Despite the efforts of staff to monitor university spaces during the first few weeks, some ragging did still happen — particularly off-campus, and among certain ethnic groups.

And there were some battles Sanjayan and the department decided not to fight this year. The enforced dress code was one of them (seniors told fresher boys not to wear trainers or jeans, and to be cleanly shaven until the welcome party; girls were told to wear skirts and tie their hair in plaits). Phone ragging was another battle left unfought (where seniors contact prospective entrants and force them to ring them and carry out various tasks before they enter university).

There was certainly progress, but not as much as they’d hoped for.

Why is it so hard to see change? Sanjayan reflected:

“It’s like they feel that it is a threat to their identity as seniors if juniors don’t listen to them. To achieve long-term change, we need to help seniors come to a place where they are secure enough in themselves to accept this kind of behaviour and not get worked up by it. I don’t think we can assume that they are mature enough to do this on their own — perhaps they should be, but everything in our culture militates against it. There are many reasons — it is a loss of face for seniors; it is a threat to their power and control; it is contrary to everything they know.”

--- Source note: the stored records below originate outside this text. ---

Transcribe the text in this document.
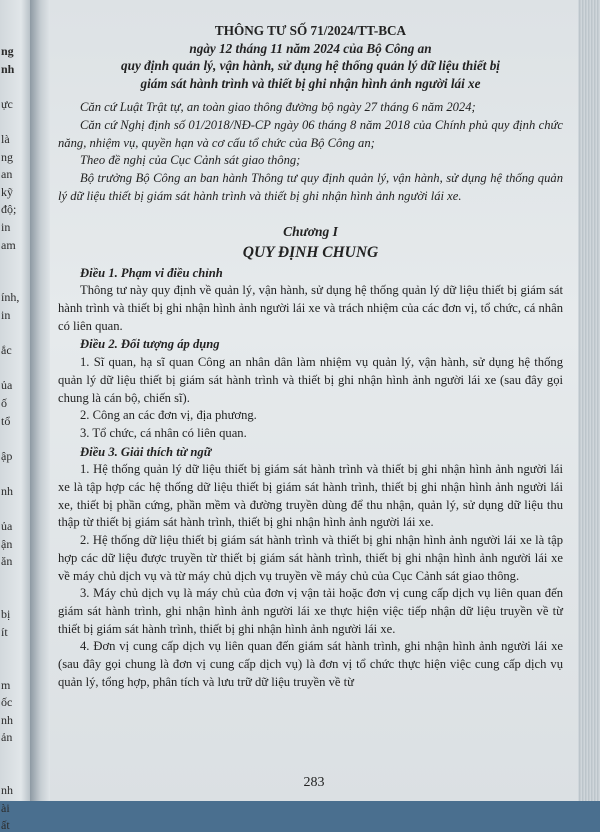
ng
nh
ực
là
ng
an
kỹ
độ;
in
am
ính,
in
ắc
ủa
ố
tổ
ập
nh
ủa
ận
ăn
bị
ít
m
ốc
nh
ản
nh
ài
ất
THÔNG TƯ SỐ 71/2024/TT-BCA
ngày 12 tháng 11 năm 2024 của Bộ Công an
quy định quản lý, vận hành, sử dụng hệ thống quản lý dữ liệu thiết bị
giám sát hành trình và thiết bị ghi nhận hình ảnh người lái xe

Căn cứ Luật Trật tự, an toàn giao thông đường bộ ngày 27 tháng 6 năm 2024;

Căn cứ Nghị định số 01/2018/NĐ-CP ngày 06 tháng 8 năm 2018 của Chính phủ quy định chức năng, nhiệm vụ, quyền hạn và cơ cấu tổ chức của Bộ Công an;

Theo đề nghị của Cục Cảnh sát giao thông;

Bộ trưởng Bộ Công an ban hành Thông tư quy định quản lý, vận hành, sử dụng hệ thống quản lý dữ liệu thiết bị giám sát hành trình và thiết bị ghi nhận hình ảnh người lái xe.

Chương I
QUY ĐỊNH CHUNG
Điều 1. Phạm vi điều chỉnh

Thông tư này quy định về quản lý, vận hành, sử dụng hệ thống quản lý dữ liệu thiết bị giám sát hành trình và thiết bị ghi nhận hình ảnh người lái xe và trách nhiệm của các đơn vị, tổ chức, cá nhân có liên quan.

Điều 2. Đối tượng áp dụng

1. Sĩ quan, hạ sĩ quan Công an nhân dân làm nhiệm vụ quản lý, vận hành, sử dụng hệ thống quản lý dữ liệu thiết bị giám sát hành trình và thiết bị ghi nhận hình ảnh người lái xe (sau đây gọi chung là cán bộ, chiến sĩ).

2. Công an các đơn vị, địa phương.

3. Tổ chức, cá nhân có liên quan.

Điều 3. Giải thích từ ngữ

1. Hệ thống quản lý dữ liệu thiết bị giám sát hành trình và thiết bị ghi nhận hình ảnh người lái xe là tập hợp các hệ thống dữ liệu thiết bị giám sát hành trình, thiết bị ghi nhận hình ảnh người lái xe, thiết bị phần cứng, phần mềm và đường truyền dùng để thu nhận, quản lý, sử dụng dữ liệu thu thập từ thiết bị giám sát hành trình, thiết bị ghi nhận hình ảnh người lái xe.

2. Hệ thống dữ liệu thiết bị giám sát hành trình và thiết bị ghi nhận hình ảnh người lái xe là tập hợp các dữ liệu được truyền từ thiết bị giám sát hành trình, thiết bị ghi nhận hình ảnh người lái xe về máy chủ dịch vụ và từ máy chủ dịch vụ truyền về máy chủ của Cục Cảnh sát giao thông.

3. Máy chủ dịch vụ là máy chủ của đơn vị vận tải hoặc đơn vị cung cấp dịch vụ liên quan đến giám sát hành trình, ghi nhận hình ảnh người lái xe thực hiện việc tiếp nhận dữ liệu truyền về từ thiết bị giám sát hành trình, thiết bị ghi nhận hình ảnh người lái xe.

4. Đơn vị cung cấp dịch vụ liên quan đến giám sát hành trình, ghi nhận hình ảnh người lái xe (sau đây gọi chung là đơn vị cung cấp dịch vụ) là đơn vị tổ chức thực hiện việc cung cấp dịch vụ quản lý, tổng hợp, phân tích và lưu trữ dữ liệu truyền về từ

283
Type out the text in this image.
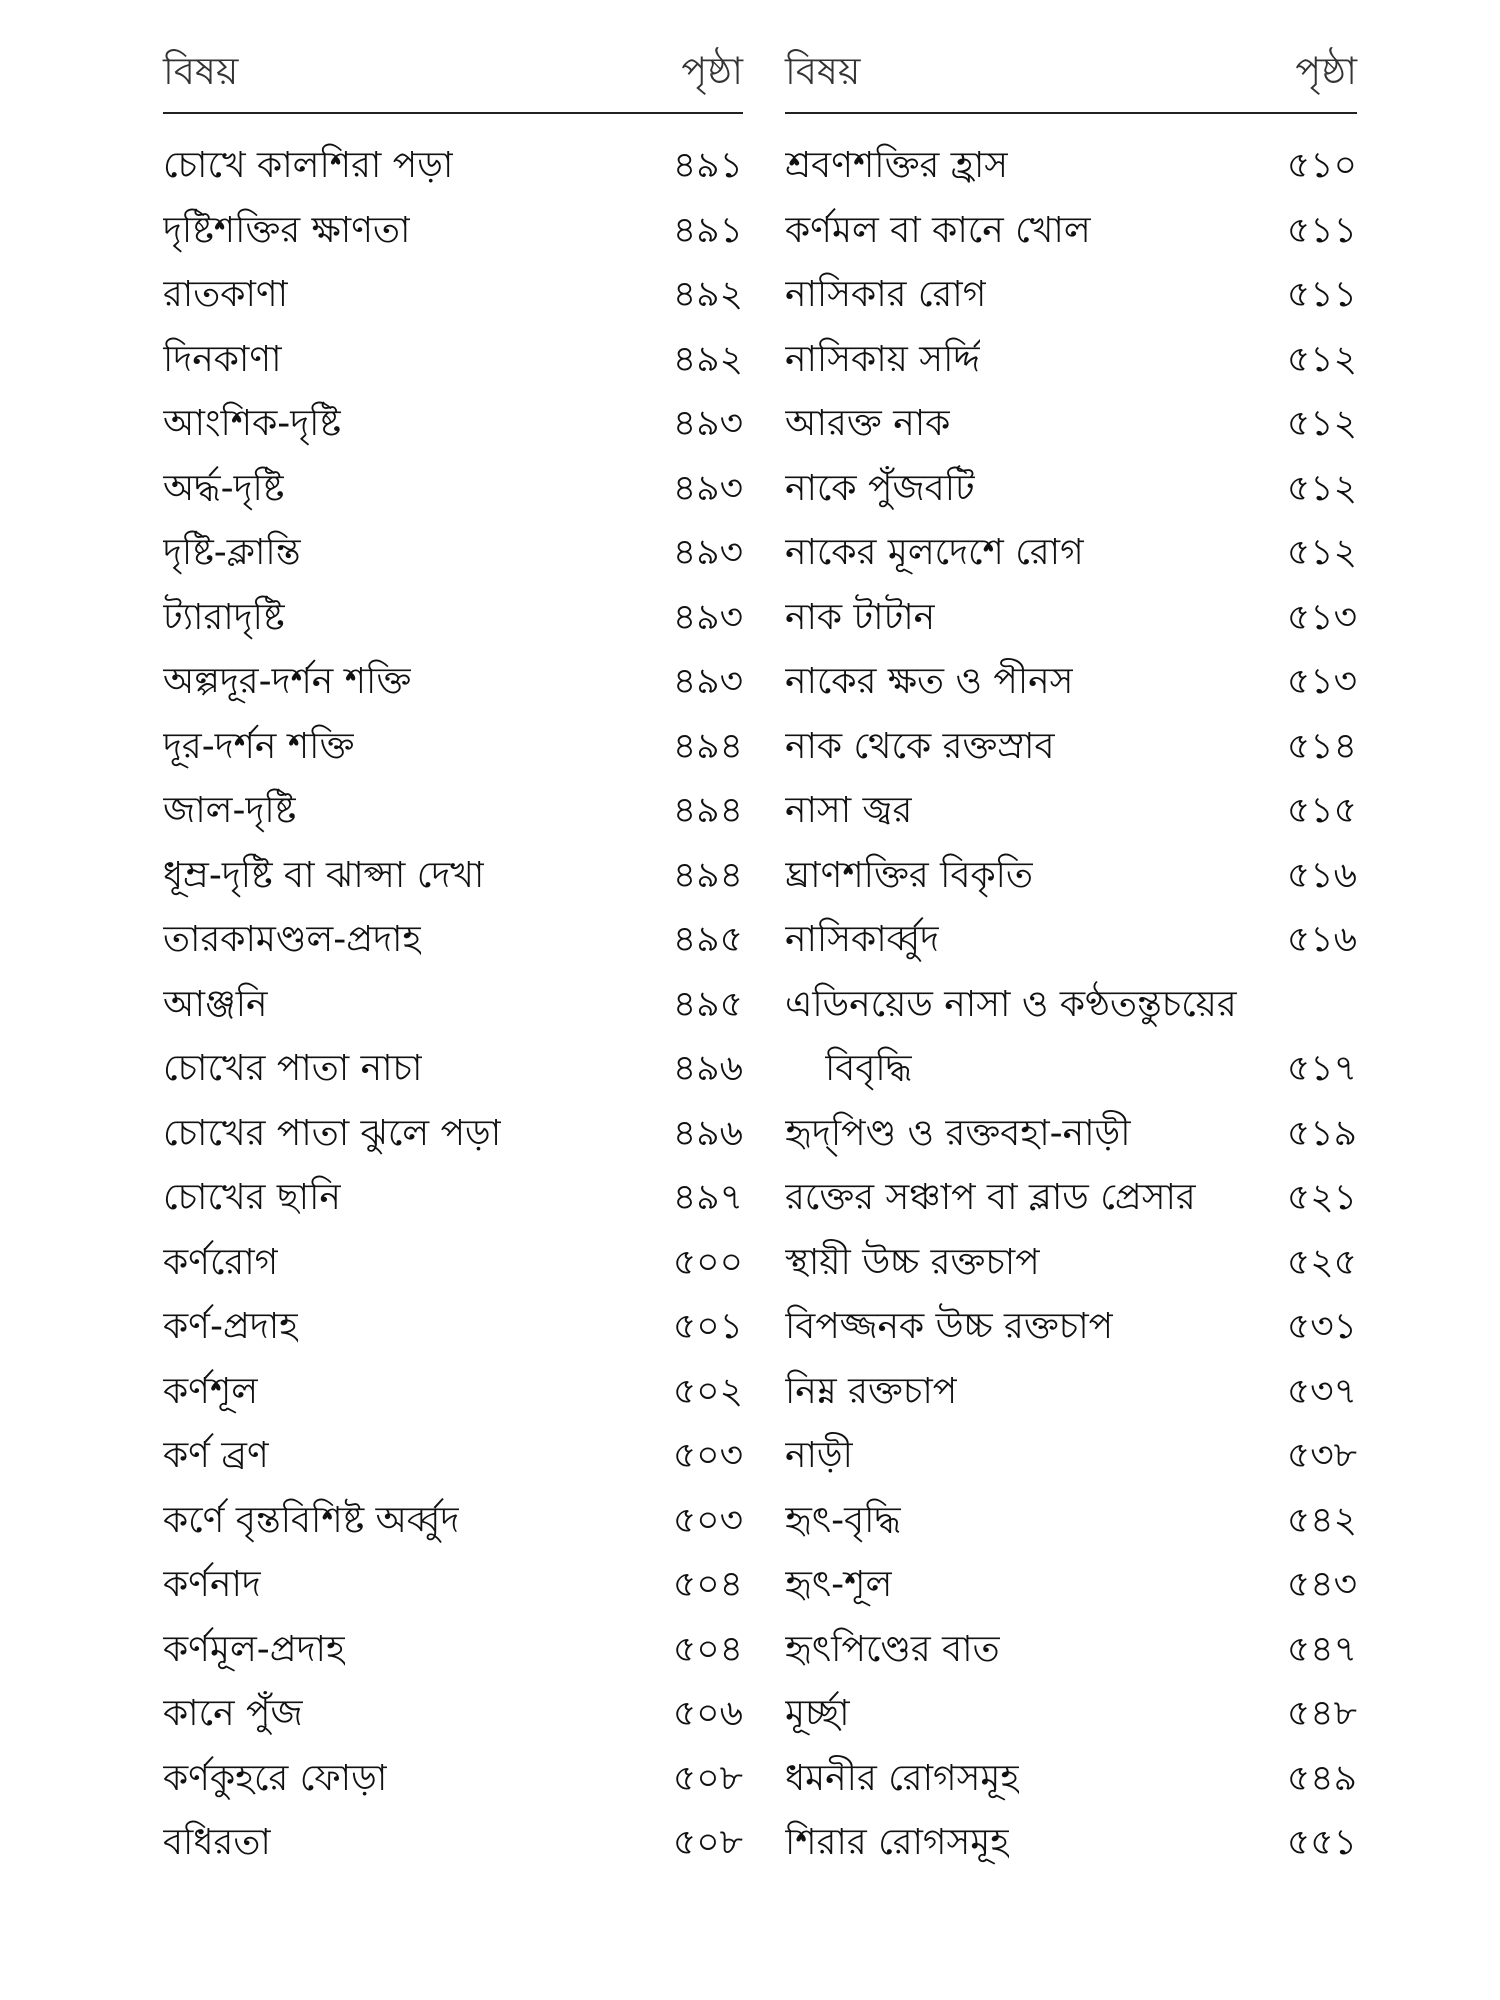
বিষয়	পৃষ্ঠা
চোখে কালশিরা পড়া	৪৯১
দৃষ্টিশক্তির ক্ষাণতা	৪৯১
রাতকাণা	৪৯২
দিনকাণা	৪৯২
আংশিক-দৃষ্টি	৪৯৩
অৰ্দ্ধ-দৃষ্টি	৪৯৩
দৃষ্টি-ক্লান্তি	৪৯৩
ট্যারাদৃষ্টি	৪৯৩
অল্পদূর-দর্শন শক্তি	৪৯৩
দূর-দর্শন শক্তি	৪৯৪
জাল-দৃষ্টি	৪৯৪
ধূম্র-দৃষ্টি বা ঝাপ্সা দেখা	৪৯৪
তারকামণ্ডল-প্রদাহ	৪৯৫
আঞ্জনি	৪৯৫
চোখের পাতা নাচা	৪৯৬
চোখের পাতা ঝুলে পড়া	৪৯৬
চোখের ছানি	৪৯৭
কর্ণরোগ	৫০০
কর্ণ-প্রদাহ	৫০১
কর্ণশূল	৫০২
কর্ণ ব্রণ	৫০৩
কর্ণে বৃন্তবিশিষ্ট অর্ব্বুদ	৫০৩
কর্ণনাদ	৫০৪
কর্ণমূল-প্রদাহ	৫০৪
কানে পুঁজ	৫০৬
কর্ণকুহরে ফোড়া	৫০৮
বধিরতা	৫০৮
বিষয়	পৃষ্ঠা
শ্রবণশক্তির হ্রাস	৫১০
কর্ণমল বা কানে খোল	৫১১
নাসিকার রোগ	৫১১
নাসিকায় সর্দ্দি	৫১২
আরক্ত নাক	৫১২
নাকে পুঁজবটি	৫১২
নাকের মূলদেশে রোগ	৫১২
নাক টাটান	৫১৩
নাকের ক্ষত ও পীনস	৫১৩
নাক থেকে রক্তস্রাব	৫১৪
নাসা জ্বর	৫১৫
ঘ্রাণশক্তির বিকৃতি	৫১৬
নাসিকার্ব্বুদ	৫১৬
এডিনয়েড নাসা ও কণ্ঠতন্তুচয়ের
বিবৃদ্ধি	৫১৭
হৃদ্‌পিণ্ড ও রক্তবহা-নাড়ী	৫১৯
রক্তের সঞ্চাপ বা ব্লাড প্রেসার	৫২১
স্থায়ী উচ্চ রক্তচাপ	৫২৫
বিপজ্জনক উচ্চ রক্তচাপ	৫৩১
নিম্ন রক্তচাপ	৫৩৭
নাড়ী	৫৩৮
হৃৎ-বৃদ্ধি	৫৪২
হৃৎ-শূল	৫৪৩
হৃৎপিণ্ডের বাত	৫৪৭
মূৰ্চ্ছা	৫৪৮
ধমনীর রোগসমূহ	৫৪৯
শিরার রোগসমূহ	৫৫১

Prophets of a future not our own

2018 did see considerable progress within this one department, in this one university, but there is still a long way to go.

Sanjayan expects that if a concerted effort is maintained they will, in perhaps five years’ time, bring the activities to an end.

Sanjayan is praying that God will raise up a batch of students who have the courage and imagination to refuse to pass on the harm to which they were subjected.

In moments of discouragement this year, the words from Ken Untener’s poem spurred him on:

It may be incomplete, but it is a beginning, a step

Along the way, an opportunity for the Lord’s grace to

Enter and do the rest.

We may never see the end results, but that is the

Difference between the master builder and the worker.

We are workers, not master builders;

Ministers, not messiahs.

We are prophets of a future not our own.